This project is the result of Rafaela Machado ([email protected]) and Victor Alves ([email protected]) work, having been developed as part of Rafaela Machado's master thesis.
The study of ambient sounds suggests that human perception regarding the sound environment is influenced by the identification of sound sources. The assessment of ambient sounds reveals that they are made up of several sound sources and that human beings have an incredible capacity when it comes to their recognition.
The study of the relationship between the sound environment and the type of emotions aroused in human beings is, therefore, an important field to be studied since our brain interprets sound signals as sequences capable of creating systems of unprecedented meanings and of invoking images and feelings that may not be directly reflected from human memory.
The combination of the medical informatics branch with the study of ambient sounds results in thecreation of intelligent systems capable of not only identifying the sound sources, but also being able to distinguish the different types of emotions present in each distinct sound wave, which can, therefore lead to an improvement in health and well-being. Thus, the main part of this dissertation is to automatically classify sounds produced in the environment through Deep Learning techniques with the motivation to investigate and propose new solutions that improve the quality of life of the general population. This study is based on the exploration of the recognition of the sound source of ambient sound and on the subsequent classification of emotions that are triggered from it at a psychological level in human beings.
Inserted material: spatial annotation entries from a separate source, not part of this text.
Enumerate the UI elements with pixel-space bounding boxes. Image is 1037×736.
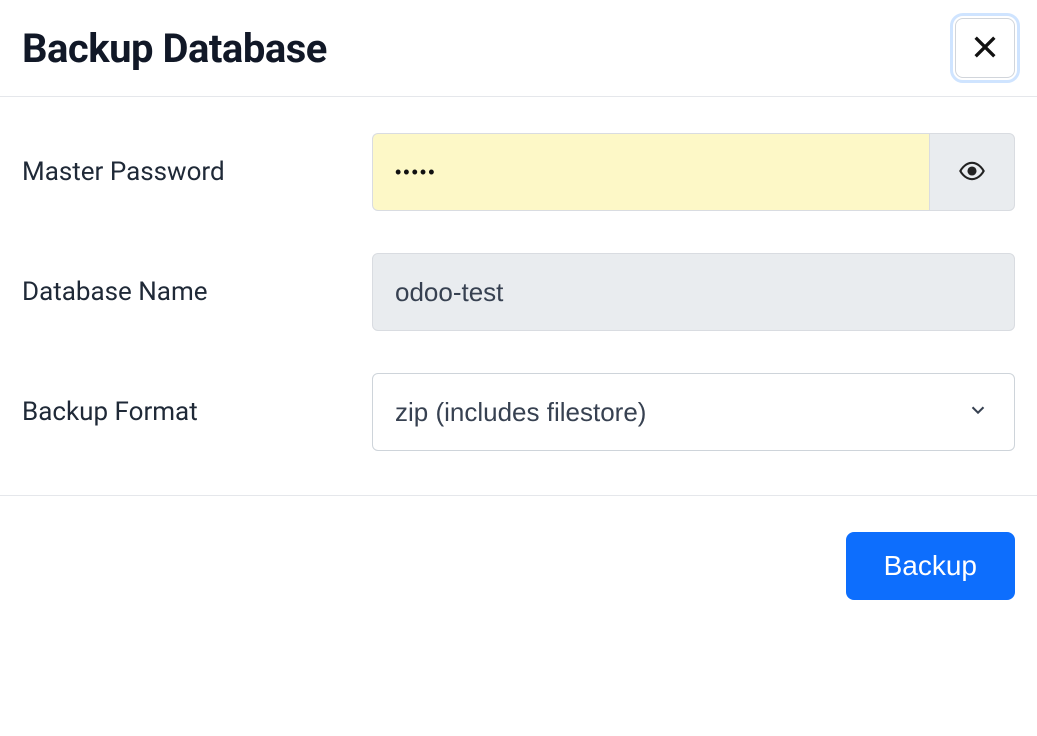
backup-format-row: Backup Format zip (includes filestore): [22, 373, 1015, 451]
backup-format-select[interactable]: zip (includes filestore): [372, 373, 1015, 451]
close-icon: [969, 31, 1001, 66]
modal-body: Master Password Database Nam: [0, 97, 1037, 495]
close-button[interactable]: [955, 18, 1015, 78]
master-password-row: Master Password: [22, 133, 1015, 211]
modal-footer: Backup: [0, 495, 1037, 636]
master-password-input[interactable]: [372, 133, 929, 211]
database-name-input[interactable]: [372, 253, 1015, 331]
backup-button[interactable]: Backup: [846, 532, 1015, 600]
backup-format-label: Backup Format: [22, 397, 372, 427]
toggle-password-visibility-button[interactable]: [929, 133, 1015, 211]
modal-title: Backup Database: [22, 25, 327, 72]
database-name-row: Database Name: [22, 253, 1015, 331]
modal-header: Backup Database: [0, 0, 1037, 97]
master-password-label: Master Password: [22, 157, 372, 187]
database-name-label: Database Name: [22, 277, 372, 307]
eye-icon: [958, 157, 986, 188]
backup-database-modal: Backup Database Master Password: [0, 0, 1037, 636]
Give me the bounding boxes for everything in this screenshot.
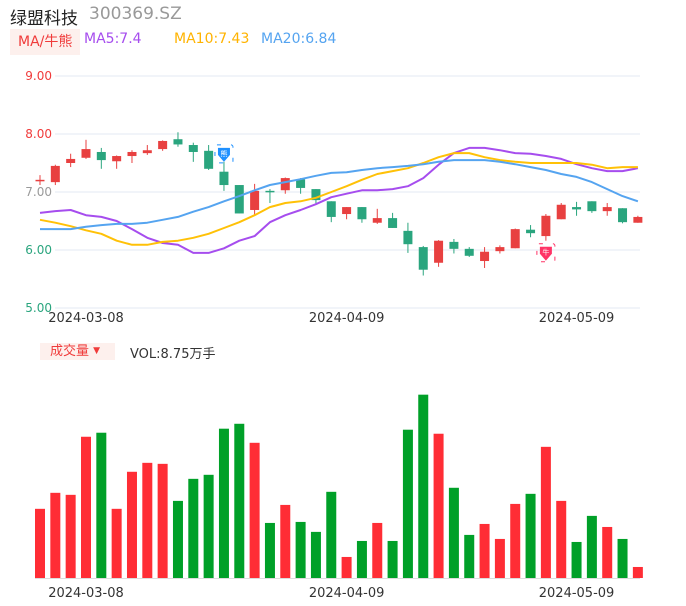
kline-chart[interactable]: 9.008.007.006.005.00熊牛2024-03-082024-03-…	[0, 0, 686, 606]
candle-body	[188, 145, 198, 152]
volume-bar	[433, 433, 444, 578]
candle-body	[449, 241, 459, 249]
caret-down-icon: ▼	[93, 346, 101, 356]
candle-body	[526, 229, 536, 234]
candle-body	[357, 207, 367, 220]
volume-bar	[65, 494, 76, 578]
volume-bar	[172, 500, 183, 578]
volume-bar	[264, 522, 275, 578]
candle-body	[556, 204, 566, 220]
candle-body	[280, 178, 290, 191]
volume-indicator-button[interactable]: 成交量 ▼	[40, 343, 115, 360]
y-tick-label: 6.00	[25, 243, 52, 257]
bear-marker-label: 熊	[220, 149, 227, 158]
volume-bar	[188, 478, 199, 578]
volume-bar	[448, 487, 459, 578]
volume-bar	[142, 462, 153, 578]
volume-bar	[402, 429, 413, 578]
candle-body	[587, 201, 597, 212]
candle-body	[96, 151, 106, 161]
candle-body	[480, 251, 490, 262]
volume-bar	[218, 428, 229, 578]
volume-bar	[418, 394, 429, 578]
candle-body	[572, 207, 582, 210]
volume-bar	[525, 493, 536, 578]
volume-bar	[586, 515, 597, 578]
candle-body	[372, 218, 382, 223]
volume-bar	[295, 521, 306, 578]
candle-body	[66, 158, 76, 163]
volume-bar	[80, 436, 91, 578]
volume-bar	[326, 491, 337, 578]
bull-marker-label: 牛	[542, 248, 549, 257]
y-tick-label: 8.00	[25, 127, 52, 141]
y-tick-label: 9.00	[25, 69, 52, 83]
volume-bar	[387, 540, 398, 578]
candle-body	[234, 185, 244, 214]
volume-bar	[540, 446, 551, 578]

Two different scenarios were then studied: in the first, ambient sounds classified according to their source were used, and from the extraction of their characteristics, an intelligent system was created capable of making the knowledge/identification of different sounds, in the second scenario, the information extracted in the first was used regarding the characteristics of the sound wave, creating clusters of sounds with similar characteristics and attributing to each one of them a type of emotion, later used as data for the creation of a second system, this time able to identify the feeling present in the sound wave.
In the end, the training results obtained suggest that it is possible to use Deep Learning techniques to improve the sound quality and consequently the well-being and health of the population.
In this investigation, I used two datasets from which it became possible to create models capable of classifying sound as to its origin and emotional charge.
It became important to extract some more characteristics of the wave using the Libro-sa library. Thus, data pre-processing consisted of extracting some characteristics: MFCC, SFTF, Honey-scaled power spectrogram, Octave-based spectral contrast and Tonnetz. These characteristics were then concatenated in vectors for each of the audios in the dataset.
For the classification of sound different Machine Learning algorithms were used. An MLP model was used, a very simple network consisting of an input layer, a hidden layer and an output layer and an XGBoost algorithm combined with GridSearch, which allowed finding the parameters that best fit the type of data.